Lately, you can't talk about business without talking about "big data," which, incidentally, is the focus of the latest package from Revolution Analytics. Revolution Analytics, which commercialized the open-source R statistics language, emphasizes expanding the use of R beyond its academic roots to business.
On Tuesday, Revolution is expected to release a new addition of big data analysis to its Revolution R Enterprise software. This is an add-on package called RevoScaleR that provides a framework for fast and efficient multicore processing of large data sets.
According to the company, the new package will allow users to process, visualize, and model terabyte-class data sets in a matter of seconds, and it leverages many popular data processors and storage mechanisms, including the popular Apache Hadoop framework and countless NoSQL databases, for complex statistical analysis.

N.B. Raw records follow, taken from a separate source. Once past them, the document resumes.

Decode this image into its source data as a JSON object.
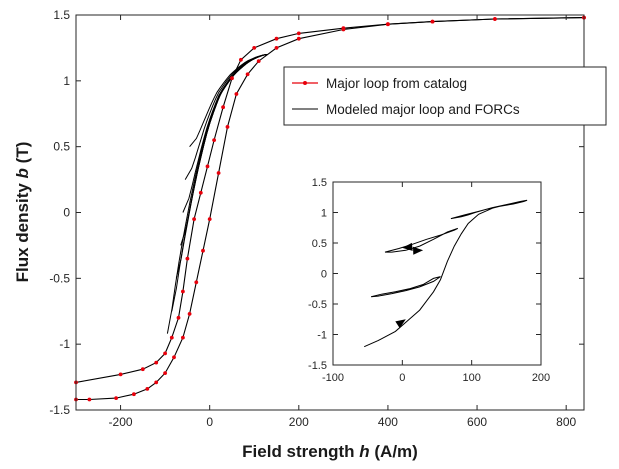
{
  "chart_data": [
    {
      "type": "line",
      "xlabel": {
        "pre": "Field strength ",
        "var": "h",
        "post": " (A/m)"
      },
      "ylabel": {
        "pre": "Flux density ",
        "var": "b",
        "post": " (T)"
      },
      "xlim": [
        -300,
        840
      ],
      "ylim": [
        -1.5,
        1.5
      ],
      "xticks": [
        -200,
        0,
        200,
        400,
        600,
        800
      ],
      "yticks": [
        -1.5,
        -1,
        -0.5,
        0,
        0.5,
        1,
        1.5
      ],
      "xtick_labels": [
        "-200",
        "0",
        "200",
        "400",
        "600",
        "800"
      ],
      "ytick_labels": [
        "-1.5",
        "-1",
        "-0.5",
        "0",
        "0.5",
        "1",
        "1.5"
      ],
      "grid": false,
      "legend_position": "top-right",
      "series": [
        {
          "name": "Major loop from catalog",
          "color": "#e8000b",
          "marker": "dot",
          "branches": [
            {
              "x": [
                840,
                640,
                500,
                400,
                300,
                200,
                150,
                100,
                70,
                50,
                30,
                10,
                -5,
                -20,
                -35,
                -50,
                -60,
                -70,
                -85,
                -100,
                -120,
                -150,
                -200,
                -300
              ],
              "y": [
                1.48,
                1.47,
                1.45,
                1.43,
                1.4,
                1.36,
                1.32,
                1.25,
                1.16,
                1.02,
                0.8,
                0.55,
                0.35,
                0.15,
                -0.05,
                -0.35,
                -0.6,
                -0.8,
                -0.95,
                -1.07,
                -1.14,
                -1.19,
                -1.23,
                -1.29
              ]
            },
            {
              "x": [
                -300,
                -270,
                -210,
                -170,
                -140,
                -120,
                -100,
                -80,
                -60,
                -45,
                -30,
                -15,
                0,
                20,
                40,
                60,
                85,
                110,
                150,
                200,
                300,
                400,
                500,
                640,
                840
              ],
              "y": [
                -1.42,
                -1.42,
                -1.41,
                -1.38,
                -1.34,
                -1.29,
                -1.22,
                -1.1,
                -0.95,
                -0.77,
                -0.53,
                -0.29,
                -0.05,
                0.3,
                0.65,
                0.9,
                1.05,
                1.15,
                1.25,
                1.32,
                1.39,
                1.43,
                1.45,
                1.47,
                1.48
              ]
            }
          ]
        },
        {
          "name": "Modeled major loop and FORCs",
          "color": "#000000",
          "marker": "none",
          "forc_reversal_points": [
            [
              -45,
              0.5
            ],
            [
              -55,
              0.25
            ],
            [
              -60,
              0.0
            ],
            [
              -65,
              -0.25
            ],
            [
              -75,
              -0.5
            ],
            [
              -85,
              -0.75
            ],
            [
              -95,
              -0.92
            ]
          ]
        }
      ]
    },
    {
      "type": "line",
      "inset": true,
      "xlim": [
        -100,
        200
      ],
      "ylim": [
        -1.5,
        1.5
      ],
      "xticks": [
        -100,
        0,
        100,
        200
      ],
      "yticks": [
        -1.5,
        -1,
        -0.5,
        0,
        0.5,
        1,
        1.5
      ],
      "xtick_labels": [
        "-100",
        "0",
        "100",
        "200"
      ],
      "ytick_labels": [
        "-1.5",
        "-1",
        "-0.5",
        "0",
        "0.5",
        "1",
        "1.5"
      ],
      "grid": false,
      "series": [
        {
          "color": "#000000",
          "path": {
            "x": [
              -55,
              -35,
              -10,
              10,
              25,
              35,
              45,
              55,
              65,
              75,
              85,
              95,
              110,
              130,
              150,
              170,
              180,
              175,
              160,
              140,
              120,
              105,
              95,
              85,
              75,
              70,
              90,
              110,
              130,
              150,
              170,
              180
            ],
            "y": [
              -1.2,
              -1.1,
              -0.95,
              -0.75,
              -0.6,
              -0.45,
              -0.3,
              -0.1,
              0.2,
              0.45,
              0.65,
              0.82,
              0.97,
              1.07,
              1.13,
              1.18,
              1.2,
              1.18,
              1.14,
              1.1,
              1.05,
              1.0,
              0.96,
              0.93,
              0.91,
              0.9,
              0.96,
              1.02,
              1.08,
              1.13,
              1.17,
              1.2
            ]
          },
          "minor_loops": [
            {
              "x": [
                -45,
                -30,
                -10,
                10,
                30,
                45,
                55,
                45,
                25,
                5,
                -15,
                -35,
                -45
              ],
              "y": [
                -0.38,
                -0.34,
                -0.3,
                -0.25,
                -0.18,
                -0.08,
                -0.05,
                -0.13,
                -0.22,
                -0.28,
                -0.33,
                -0.37,
                -0.38
              ]
            },
            {
              "x": [
                -25,
                -5,
                15,
                35,
                55,
                75,
                80,
                65,
                45,
                25,
                5,
                -15,
                -25
              ],
              "y": [
                0.35,
                0.41,
                0.48,
                0.56,
                0.63,
                0.71,
                0.74,
                0.68,
                0.56,
                0.45,
                0.38,
                0.35,
                0.35
              ]
            }
          ],
          "arrows": [
            {
              "x": [
                -55,
                5
              ],
              "y": [
                -1.2,
                -0.75
              ]
            },
            {
              "x": [
                35,
                0
              ],
              "y": [
                0.46,
                0.42
              ]
            },
            {
              "x": [
                10,
                30
              ],
              "y": [
                0.37,
                0.38
              ]
            }
          ]
        }
      ]
    }
  ]
}
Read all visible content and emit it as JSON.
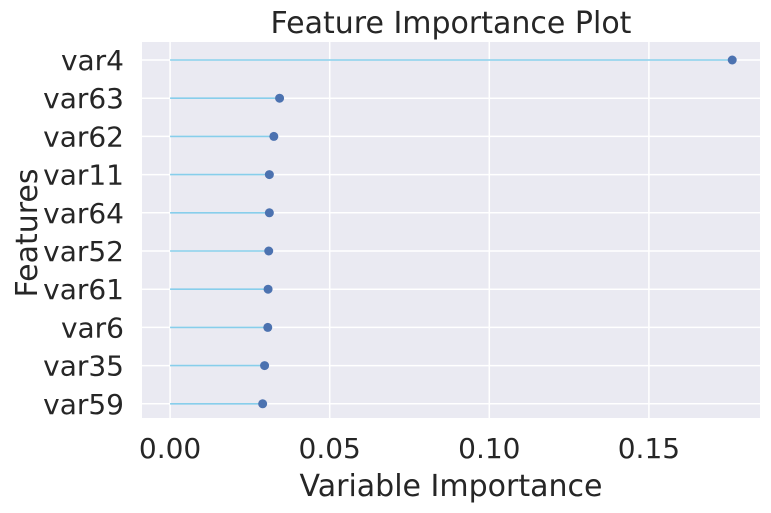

The RevoScaleR package introduces a number of new features, including:
- a new binary 'Big Data' file format--XDF--with an interface to the R language that provides high-speed access to arbitrary rows, blocks, and columns of data
- a collection of the most common statistical algorithms optimized for big data, including high-performance implementations of summary statistics, linear regression, binomial logistic regression, and crosstabs
- data reading and transformation tools to prepare large data sets for analysis
In a conversation with CNET, Revolution cited a use case that involved the processing of more than 13 GB of FAA data that detailed every commercial flight departure and arrival between 1987 and 2008. In the past, analyzing such a large data set would be an overnight affair that could take upward of 12 hours; with RevoScaleR, the same data set was analyzed in less than one second.